Anyway, I'm not really sure exactly what it is that a researcher does. Oh, I get the gist of it. Researching stuff. I can do that. I'm just having a hard time visualizing a typical day in the life, you know what I mean? Will I go to this office and look shit up on the Internet all day? Will I go to the library? Do I have to go report back to this Woodland Hills office all the time?
I guess I'll find out on Monday, when I report to the office at 10 a.m. like a regular working person. Although I'll still get to wear jeans and a T-shirt, mercifully. I wouldn't even take a job that requiring dressing up every day, at this point. At 27, I'm set in my ways...I've given up on living a proper, respectable life like an adult human.
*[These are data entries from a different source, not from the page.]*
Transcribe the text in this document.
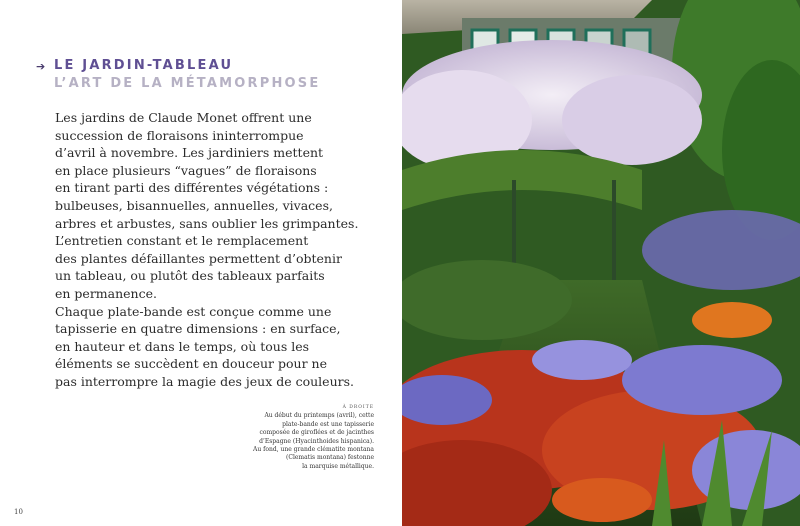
➔ LE JARDIN-TABLEAU
L’ART DE LA MÉTAMORPHOSE
Les jardins de Claude Monet offrent une
succession de floraisons ininterrompue
d’avril à novembre. Les jardiniers mettent
en place plusieurs “vagues” de floraisons
en tirant parti des différentes végétations :
bulbeuses, bisannuelles, annuelles, vivaces,
arbres et arbustes, sans oublier les grimpantes.
L’entretien constant et le remplacement
des plantes défaillantes permettent d’obtenir
un tableau, ou plutôt des tableaux parfaits
en permanence.
Chaque plate-bande est conçue comme une
tapisserie en quatre dimensions : en surface,
en hauteur et dans le temps, où tous les
éléments se succèdent en douceur pour ne
pas interrompre la magie des jeux de couleurs.
À DROITE
Au début du printemps (avril), cette
plate-bande est une tapisserie
composée de giroflées et de jacinthes
d’Espagne (Hyacinthoides hispanica).
Au fond, une grande clématite montana
(Clematis montana) festonne
la marquise métallique.
10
So that means a morning weekday freeway commute, a prospect that's like a grim death sentence in Los Angeles. I'd be more anxious to wake up Monday morning and put on a Guiness-record-sized beard of bees than get on the 405 North. The good news is, the majority of the traffic at that time of day is heading in the opposite direction as me - from the (not really) affordable housing in the Valley to cramped, poorly-lit cubicles in Los Angeles Proper. The bad news is, it will still take goddamn forever for me to get the 11 miles north to Woodland Hills.
I wouldn't even take the job if it required going South on the 405 at 10 in the morning. I'd probably be offended if some potential employer even suggested such a thing, without backing up the suggestion with at least a 7 figure salary. It'd be easier for me to get to Jupiter than Torrance by 10 a.m.
Think I'm exaggerating?
By the Texas Transportation Institute's reckoning, the cities having the worst traffic problems are:
1. Los Angeles, Long Beach, Santa Ana, Calif.
2. San Francisco, Oakland, Calif.
3. Washington, D.C.
4. Atlanta
5. Houston
6. Dallas, Fort Worth, Arlington, Tex.
7. Chicago.
8. Detroit
9. Riverside, San Bernardino, Calif.
9. Orlando, Fla.
11. San Jose, Calif.
12. San Diego
Can I just ask...why does anyone live in Riverside, California? Talk about the worst place on Earth. You have all of L.A.'s traffic problems, all the smog that sits over Los Angeles in the morning gets pushed over to your community by mid-afternoon and there's nothing to do in your city but go to one of the local strip clubs that wasn't classy enough for the San Fernando Valley. Do you know how not classy you have to be to not be welcome in Chatsworth or Van Nuys?
In Riverside's favor, I will say that their local UC campus' mascot is the Highlander, which is a pretty badass mascot. Unfortunately, it's just some dippy bear in a kilt, and not an immortal guy wielding a sword. Missed opportunity, if you asked me.